Attended CVPR 2024 to present our work CAD and OSV-5M.

Publications

2025

How far can we go with ImageNet for Text-to-Image generation?

Arxiv Preprint

Recent text-to-image (T2I) generation models have achieved remarkable results by training on billion-scale datasets, following a `bigger is better’ paradigm that prioritizes data quantity over quality. We challenge this established paradigm by demonstrating that strategic data augmentation of small, well-curated datasets can match or outperform models trained on massive web-scraped collections. Using only ImageNet enhanced with well-designed text and image augmentations, we achieve a +2 overall score over SD-XL on GenEval and +5 on DPGBench while using just 1/10th the parameters and 1/1000th the training images. Our results suggest that strategic data augmentation, rather than massive datasets, could offer a more sustainable path forward for T2I generation.

@article{dufour2024world80timestepsgenerative, title ={How far can we go with ImageNet for Text-to-Image generation?}, author ={Lucas Degeorge and Arijit Ghosh and Nicolas Dufour and David Picard and Vicky Kalogeiton}, year ={2025}, journal ={arXiv}, }

Around the World in 80 Timesteps: A Generative Approach to Global Visual Geolocation

CVPR 2025

Global visual geolocation predicts where an image was captured on Earth. Since images vary in how precisely they can be localized, this task inherently involves a significant degree of ambiguity. However, existing approaches are deterministic and overlook this aspect. In this paper, we aim to close the gap between traditional geolocalization and modern generative methods. We propose the first generative geolocation approach based on diffusion and Riemannian flow matching, where the denoising process operates directly on the Earth’s surface. Our model achieves state-of-the-art performance on three visual geolocation benchmarks: OpenStreetView-5M, YFCC-100M, and iNat21. In addition, we introduce the task of probabilistic visual geolocation, where the model predicts a probability distribution over all possible locations instead of a single point. We introduce new metrics and baselines for this task, demonstrating the advantages of our diffusion-based approach.

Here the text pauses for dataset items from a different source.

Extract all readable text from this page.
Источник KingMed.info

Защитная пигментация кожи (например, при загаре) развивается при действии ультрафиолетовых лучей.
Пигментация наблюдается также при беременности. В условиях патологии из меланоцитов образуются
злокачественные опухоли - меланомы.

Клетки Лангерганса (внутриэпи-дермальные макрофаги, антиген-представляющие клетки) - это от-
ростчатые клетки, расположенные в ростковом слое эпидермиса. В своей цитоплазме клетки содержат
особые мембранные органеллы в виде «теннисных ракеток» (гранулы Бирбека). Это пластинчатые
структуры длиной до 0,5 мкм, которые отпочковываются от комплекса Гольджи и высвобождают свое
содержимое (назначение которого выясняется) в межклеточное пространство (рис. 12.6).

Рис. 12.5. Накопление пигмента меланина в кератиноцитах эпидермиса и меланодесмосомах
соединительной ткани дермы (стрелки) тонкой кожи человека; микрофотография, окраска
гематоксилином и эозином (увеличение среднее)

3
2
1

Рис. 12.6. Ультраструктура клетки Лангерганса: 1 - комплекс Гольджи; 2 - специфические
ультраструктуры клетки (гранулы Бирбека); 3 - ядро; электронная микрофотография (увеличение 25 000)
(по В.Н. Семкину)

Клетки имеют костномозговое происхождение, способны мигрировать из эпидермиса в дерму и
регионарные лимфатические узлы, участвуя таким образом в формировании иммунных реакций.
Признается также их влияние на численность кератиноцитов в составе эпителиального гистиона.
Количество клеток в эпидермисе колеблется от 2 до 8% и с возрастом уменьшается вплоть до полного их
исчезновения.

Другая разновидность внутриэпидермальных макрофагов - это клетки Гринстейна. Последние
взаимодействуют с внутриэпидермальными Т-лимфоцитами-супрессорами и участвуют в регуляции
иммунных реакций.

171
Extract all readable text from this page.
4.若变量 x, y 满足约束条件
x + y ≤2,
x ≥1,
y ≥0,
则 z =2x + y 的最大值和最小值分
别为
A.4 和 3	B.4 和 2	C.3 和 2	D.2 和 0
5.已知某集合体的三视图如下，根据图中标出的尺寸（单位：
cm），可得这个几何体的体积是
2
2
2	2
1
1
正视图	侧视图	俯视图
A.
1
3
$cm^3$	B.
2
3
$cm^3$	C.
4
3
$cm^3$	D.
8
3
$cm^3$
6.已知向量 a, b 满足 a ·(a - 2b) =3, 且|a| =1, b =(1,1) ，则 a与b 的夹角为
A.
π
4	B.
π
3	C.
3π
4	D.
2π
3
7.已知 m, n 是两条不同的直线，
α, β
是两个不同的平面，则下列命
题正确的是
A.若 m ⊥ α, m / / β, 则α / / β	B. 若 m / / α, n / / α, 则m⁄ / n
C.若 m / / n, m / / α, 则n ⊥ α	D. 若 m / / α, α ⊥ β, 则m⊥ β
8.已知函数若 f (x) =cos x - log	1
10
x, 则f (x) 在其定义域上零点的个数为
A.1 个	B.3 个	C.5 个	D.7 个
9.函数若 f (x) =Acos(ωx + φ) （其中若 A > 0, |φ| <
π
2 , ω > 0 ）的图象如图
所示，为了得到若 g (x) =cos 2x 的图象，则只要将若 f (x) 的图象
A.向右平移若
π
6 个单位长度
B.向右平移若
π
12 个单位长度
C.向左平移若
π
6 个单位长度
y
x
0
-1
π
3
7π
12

@article{dufour2024world80timestepsgenerative, title ={Around the World in 80 Timesteps: A Generative Approach to Global Visual Geolocation}, author ={Nicolas Dufour and David Picard and Vicky Kalogeiton and Loic Landrieu}, year ={2025}, journal ={CVPR}, }

2024

PoM: Efficient Image and Video Generation with the Polynomial Mixer

Arxiv Preprint

Diffusion models based on Multi-Head Attention (MHA) have become ubiquitous to generate high quality images and videos. However, encoding an image or a video as a sequence of patches results in costly attention patterns, as the requirements both in terms of memory and compute grow quadratically. To alleviate this problem, we propose a drop-in replacement for MHA called the Polynomial Mixer (PoM) that has the benefit of encoding the entire sequence into an explicit state. PoM has a linear complexity with respect to the number of tokens. This explicit state also allows us to generate frames in a sequential fashion, minimizing memory and compute requirement, while still being able to train in parallel. We show the Polynomial Mixer is a universal sequence-to-sequence approximator, just like regular MHA. We adapt several Diffusion Transformers (DiT) for generating images and videos with PoM replacing MHA, and we obtain high quality samples while using less computational resources

@article{picard2024pom, author = {David Picard and Nicolas Dufour}, title = {PoM: Efficient Image and Video Generation with the Polynomial Mixer}, journal = {arXiv}, year = {2024}, }

Analysis of Classifier-Free Guidance Weight Schedulers

TMLR

Classifier-Free Guidance (CFG) enhances the quality and condition adherence of text-to-image diffusion models. It operates by combining the conditional and unconditional predictions using a fixed weight. However, recent works vary the weights throughout the diffusion process, reporting superior results but without providing any rationale or analysis. By conducting comprehensive experiments, this paper provides insights into CFG weight schedulers. Our findings suggest that simple, monotonically increasing weight schedulers consistently lead to improved performances, requiring merely a single line of code. In addition, more complex parametrized schedulers can be optimized for further improvement, but do not generalize across different models and tasks.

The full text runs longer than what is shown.